As observed by Justice Arjit Pasayat:”While a murderer destroys the physical frame of the victim, a rapist degrades and defiles the soul of a helpless female.”Sexual harassment is nothing less than the showcasing of male dominance. Given an opportunity, such men (those committing sexual harassement) would try fulfilling their desire.

Rape

Rape means an unlawful intercourse done by a man with a woman without her valid consent. (Section 375 of the Indian Penal Code)A man is said to commit “rape” if he has sexual intercourse with a woman under circumstances falling under any of the six following descriptions :-

Against her will.

Without her consent.

With her consent, when her consent has been obtained by putting her or any person in whom she is interested in fear of death or of hurt.

With her consent, when the man knows that he is not her husband, and that her consent is given because she believes that he is another man to whom she is or believes herself to be lawfully married.

With her consent, when, at the time of giving such consent, by reason of unsoundness of mind or intoxication or the administration by him personally or through another of any stupefying or unwholesome substance, she is unable to understand the nature and consequences of that to which she gives consent.

With or without her consent, when she is under sixteen years of age.

Explanation : Penetration is sufficient to constitute the sexual intercourse necessary to the offence of rape.Exception : Sexual intercourse by a man with his own wife, the wife not being under fifteen years of age, is not rape.

Impediments to Justice:Rape is defined in India as intentional, unlawful sexual intercourse with a woman without her consent. The essential elements of this definition under Section 375 of the Indian Penal Code are ‘sexual intercourse with a woman’ and the absence of consent. This definition therefore does not include acts of forced oral sex, or sodomy, or penetration by foreign objects; instead those actions are criminalized under Section 354 of the IPC, which deals with ‘criminal assault on a woman with intent to outrage her modesty’ and Section 377 IPC, covering ‘carnal intercourse against the order of nature’.

The definition leaves a few questions unanswered. For instance, what about sexual intercourse by a man with his wife, and without her consent, where the wife is over 16 years of age? Judicial interpretation has also meant that sexual intercourse in a custodial situation (police station, public hospital, remand homes, and jails) is deemed an offence, without going into the question of consent. Also, anal or oral penetration and penetration with objects do not fall within the ambit of section 375.

It also does not recognize other forms of sexual assaults, like protracted sexual assault by relatives, marital rape etc. as aggravated forms of rape. This causes grave injustice to many victims.
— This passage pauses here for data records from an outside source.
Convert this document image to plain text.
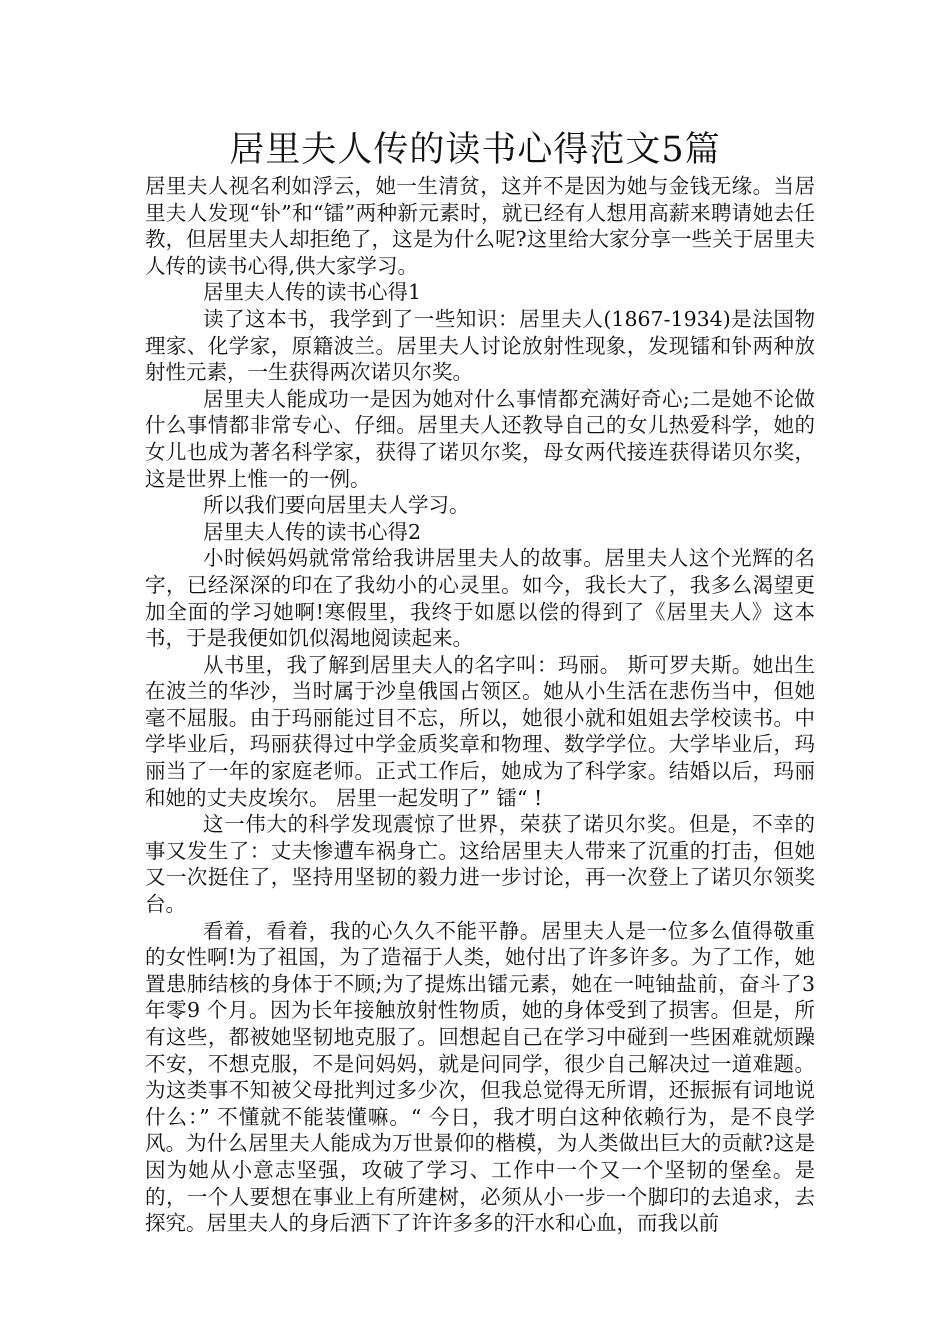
居里夫人传的读书心得范文5篇

居里夫人视名利如浮云，她一生清贫，这并不是因为她与金钱无缘。当居里夫人发现“钋”和“镭”两种新元素时，就已经有人想用高薪来聘请她去任教，但居里夫人却拒绝了，这是为什么呢?这里给大家分享一些关于居里夫人传的读书心得,供大家学习。

居里夫人传的读书心得1

读了这本书，我学到了一些知识：居里夫人(1867-1934)是法国物理家、化学家，原籍波兰。居里夫人讨论放射性现象，发现镭和钋两种放射性元素，一生获得两次诺贝尔奖。

居里夫人能成功一是因为她对什么事情都充满好奇心;二是她不论做什么事情都非常专心、仔细。居里夫人还教导自己的女儿热爱科学，她的女儿也成为著名科学家，获得了诺贝尔奖，母女两代接连获得诺贝尔奖，这是世界上惟一的一例。

所以我们要向居里夫人学习。

居里夫人传的读书心得2

小时候妈妈就常常给我讲居里夫人的故事。居里夫人这个光辉的名字，已经深深的印在了我幼小的心灵里。如今，我长大了，我多么渴望更加全面的学习她啊!寒假里，我终于如愿以偿的得到了《居里夫人》这本书，于是我便如饥似渴地阅读起来。

从书里，我了解到居里夫人的名字叫：玛丽。 斯可罗夫斯。她出生在波兰的华沙，当时属于沙皇俄国占领区。她从小生活在悲伤当中，但她毫不屈服。由于玛丽能过目不忘，所以，她很小就和姐姐去学校读书。中学毕业后，玛丽获得过中学金质奖章和物理、数学学位。大学毕业后，玛丽当了一年的家庭老师。正式工作后，她成为了科学家。结婚以后，玛丽和她的丈夫皮埃尔。 居里一起发明了” 镭“ !

这一伟大的科学发现震惊了世界，荣获了诺贝尔奖。但是，不幸的事又发生了：丈夫惨遭车祸身亡。这给居里夫人带来了沉重的打击，但她又一次挺住了，坚持用坚韧的毅力进一步讨论，再一次登上了诺贝尔领奖台。

看着，看着，我的心久久不能平静。居里夫人是一位多么值得敬重的女性啊!为了祖国，为了造福于人类，她付出了许多许多。为了工作，她置患肺结核的身体于不顾;为了提炼出镭元素，她在一吨铀盐前，奋斗了3 年零9 个月。因为长年接触放射性物质，她的身体受到了损害。但是，所有这些，都被她坚韧地克服了。回想起自己在学习中碰到一些困难就烦躁不安，不想克服，不是问妈妈，就是问同学，很少自己解决过一道难题。为这类事不知被父母批判过多少次，但我总觉得无所谓，还振振有词地说什么：” 不懂就不能装懂嘛。“ 今日，我才明白这种依赖行为，是不良学风。为什么居里夫人能成为万世景仰的楷模，为人类做出巨大的贡献?这是因为她从小意志坚强，攻破了学习、工作中一个又一个坚韧的堡垒。是的，一个人要想在事业上有所建树，必须从小一步一个脚印的去追求，去探究。居里夫人的身后洒下了许许多多的汗水和心血，而我以前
In many cases of child rape, the child has been penetrated through fingers or by objects or been force to perform oral or anal sex; yet this is not considered rape by the Courts.
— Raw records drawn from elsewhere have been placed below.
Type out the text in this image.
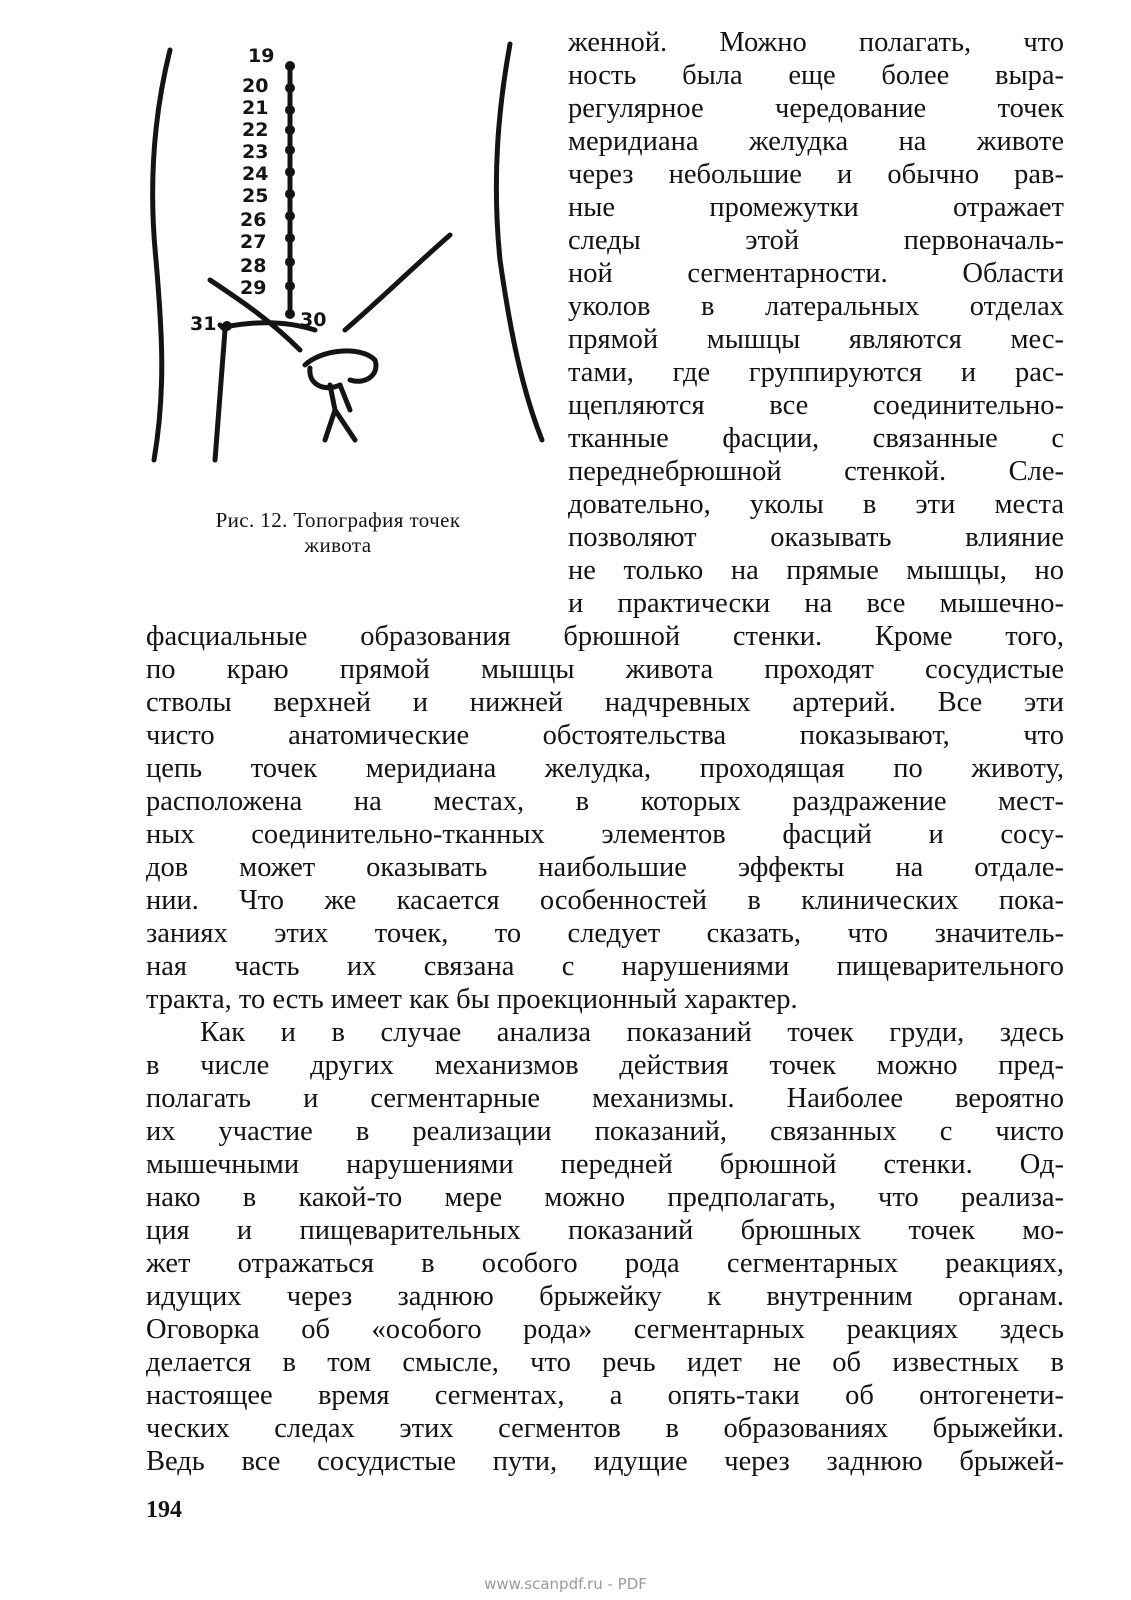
19
20
21
22
23
24
25
26
27
28
29
30
31
Рис. 12. Топография точек
живота
женной. Можно полагать, что
ность была еще более выра-
регулярное чередование точек
меридиана желудка на животе
через небольшие и обычно рав-
ные промежутки отражает
следы этой первоначаль-
ной сегментарности. Области
уколов в латеральных отделах
прямой мышцы являются мес-
тами, где группируются и рас-
щепляются все соединительно-
тканные фасции, связанные с
переднебрюшной стенкой. Сле-
довательно, уколы в эти места
позволяют оказывать влияние
не только на прямые мышцы, но
и практически на все мышечно-
фасциальные образования брюшной стенки. Кроме того,
по краю прямой мышцы живота проходят сосудистые
стволы верхней и нижней надчревных артерий. Все эти
чисто анатомические обстоятельства показывают, что
цепь точек меридиана желудка, проходящая по животу,
расположена на местах, в которых раздражение мест-
ных соединительно-тканных элементов фасций и сосу-
дов может оказывать наибольшие эффекты на отдале-
нии. Что же касается особенностей в клинических пока-
заниях этих точек, то следует сказать, что значитель-
ная часть их связана с нарушениями пищеварительного
тракта, то есть имеет как бы проекционный характер.
Как и в случае анализа показаний точек груди, здесь
в числе других механизмов действия точек можно пред-
полагать и сегментарные механизмы. Наиболее вероятно
их участие в реализации показаний, связанных с чисто
мышечными нарушениями передней брюшной стенки. Од-
нако в какой-то мере можно предполагать, что реализа-
ция и пищеварительных показаний брюшных точек мо-
жет отражаться в особого рода сегментарных реакциях,
идущих через заднюю брыжейку к внутренним органам.
Оговорка об «особого рода» сегментарных реакциях здесь
делается в том смысле, что речь идет не об известных в
настоящее время сегментах, а опять-таки об онтогенети-
ческих следах этих сегментов в образованиях брыжейки.
Ведь все сосудистые пути, идущие через заднюю брыжей-
194
www.scanpdf.ru - PDF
Also, if the victim is a minor, the onus is on the accused to prove his innocence. But if the victim is a major, it is up to her to prove her charge. Therefore, the defence finds it worthwhile to prove that the victim is a major. Another problem is that unless the woman is examined medically within 24 hours, it becomes difficult forensically to prove that rape has occurred. Very often, unable to prove penetration, judges find themselves trying “rape” cases under more watered down sections: ‘outraging the modesty of a woman’, for instance, carrying much lighter punishment.

 Adding to this is Section. 155(4) of the Evidence Act (Repealed), which allows the victim to be questioned of her past sexual history which the defense uses to humiliate the victim in the Courtroom. At the same time, section 54 stated: “In criminal proceedings (including rape) the fact that the accused person has a bad character is irrelevant, unless evidence has been given (by him) that he has a good character, in which case it becomes relevant.”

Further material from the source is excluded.